Thelma grew up on the family farm at Rosewood, one of seven children to Herbert and Mary Dutney. She helped on the farm milking cows and feeding pigs and has seen the progression from candlelight to electricity, from horse and carriage to motorcars.
She fondly recalls eating fresh watermelon from their crops and playing with her siblings in between farm chores and schoolwork.
In her primary years at Rosewood State School she remembers the teachers would strike her knuckles if she wrote with her dominant left hand as opposed to the ‘correct’ right hand.
“After school I’d work on the farm because we didn’t have much money,” she says.
Later in life she worked in hospitality at the Rising Sun Hotel and then as a cook at Stubbs Hospital.
It was at a dance that she met Clarrie Young and they married on 17 June 1944. They had two children, and now Thelma has five grandchildren and ten great-grandchildren.
Her daughter Carole Hall said that Thelma was the first person in their family to have reached their centenary.
“Mum has seen and been through so many different world experiences,” she said.
“From the Great Depression to the current world-wide pandemic. She has experienced both many sad and happy times and has come through these with great strength. It’s such an admirable trait. Our family are so proud of her.”
She has lived at Milford Grange for the past 11 years.
“I was one of the first residents to live here and I’ve been involved in many ceremonies over the 11 years, from cutting cakes to laying wreaths at Anzac and Remembrance Day services,” Thelma says.
“Over her time at Milford Grange our family has had the pleasure to meet so many lovely team members who care for mum, always with a smile,” says Carole. “She’s become so close to many of them and they’ve become part of our family. We are very thankful.”

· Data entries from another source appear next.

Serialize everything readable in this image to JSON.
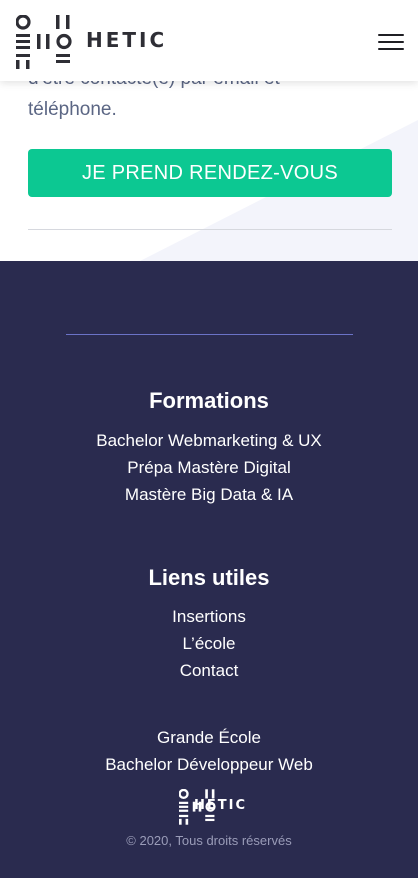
{
  "header": {
    "logo_text": "HETIC",
    "menu_icon": "hamburger-menu-icon"
  },
  "content": {
    "partial_text_line1": "d'être contacté(e) par email et",
    "partial_text_line2": "téléphone.",
    "cta_label": "JE PREND RENDEZ-VOUS",
    "cta_color": "#0cc892"
  },
  "footer": {
    "background": "#2a2b4f",
    "formations": {
      "heading": "Formations",
      "links": [
        "Bachelor Webmarketing & UX",
        "Prépa Mastère Digital",
        "Mastère Big Data & IA"
      ]
    },
    "liens": {
      "heading": "Liens utiles",
      "links": [
        "Insertions",
        "L’école",
        "Contact"
      ]
    },
    "extra_links": [
      "Grande École",
      "Bachelor Développeur Web"
    ],
    "logo_text": "HETIC",
    "copyright": "© 2020, Tous droits réservés"
  }
}
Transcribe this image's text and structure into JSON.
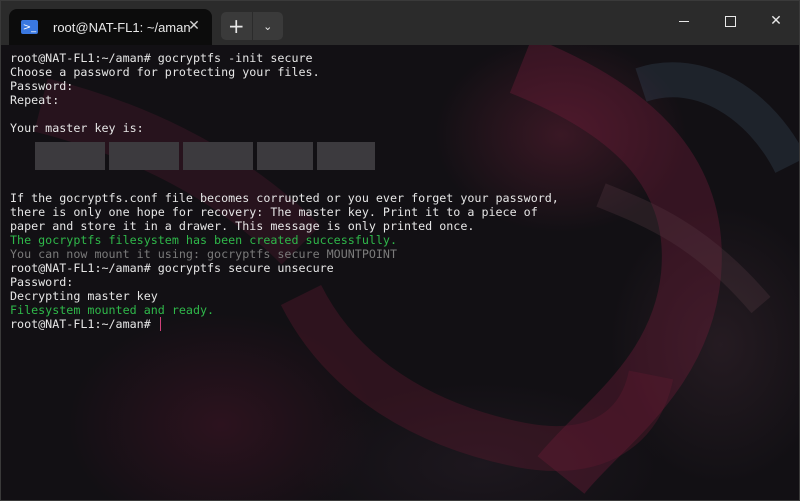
{
  "window": {
    "tab_title": "root@NAT-FL1: ~/aman",
    "tab_icon": "terminal-icon",
    "new_tab_label": "+",
    "dropdown_label": "⌄",
    "close_tab_label": "✕"
  },
  "terminal": {
    "lines": [
      {
        "text": "root@NAT-FL1:~/aman# gocryptfs -init secure",
        "style": "normal"
      },
      {
        "text": "Choose a password for protecting your files.",
        "style": "normal"
      },
      {
        "text": "Password:",
        "style": "normal"
      },
      {
        "text": "Repeat:",
        "style": "normal"
      },
      {
        "text": "",
        "style": "normal"
      },
      {
        "text": "Your master key is:",
        "style": "normal"
      },
      {
        "text": "",
        "style": "normal"
      },
      {
        "text": "",
        "style": "redacted"
      },
      {
        "text": "",
        "style": "normal"
      },
      {
        "text": "",
        "style": "normal"
      },
      {
        "text": "If the gocryptfs.conf file becomes corrupted or you ever forget your password,",
        "style": "normal"
      },
      {
        "text": "there is only one hope for recovery: The master key. Print it to a piece of",
        "style": "normal"
      },
      {
        "text": "paper and store it in a drawer. This message is only printed once.",
        "style": "normal"
      },
      {
        "text": "The gocryptfs filesystem has been created successfully.",
        "style": "green"
      },
      {
        "text": "You can now mount it using: gocryptfs secure MOUNTPOINT",
        "style": "dim"
      },
      {
        "text": "root@NAT-FL1:~/aman# gocryptfs secure unsecure",
        "style": "normal"
      },
      {
        "text": "Password:",
        "style": "normal"
      },
      {
        "text": "Decrypting master key",
        "style": "normal"
      },
      {
        "text": "Filesystem mounted and ready.",
        "style": "green"
      },
      {
        "text": "root@NAT-FL1:~/aman# ",
        "style": "prompt"
      }
    ],
    "colors": {
      "text": "#e6e6e6",
      "green": "#2fb84a",
      "dim": "#7a7a7a",
      "cursor": "#d0407a"
    }
  }
}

To commemorate the first in the family to reach 100, Thelma was bestowed a special honour, claiming the last engraving space on a family heirloom – an antique bone-handled bridal knife, given by Thelma and Clarrie to daughter Carole and husband Bob for their wedding in 1968.
Over the years, the knife has served as a record for the family history, being inscribed at each celebration starting with Carole and Bob’s wedding, followed by the 21st birthdays and weddings of Thelma’s grandchildren, through to two golden wedding anniversaries and now engraved with “Thelma 100 in 2020.”
The first knife is now full, and a second will be started, the first engraving on which will also commemorate Thelma’s milestone.
Thelma was also presented with a special gold-embossed teacup to commemorate her centenary and welcome her to Bolton Clarke’s Centenarian Club.
She joins an illustrious group of more than 166 centenarians across the organisation, including Bolton Clark at home support client Eileen Bailes of Indooroopilly, who shares her birthdate.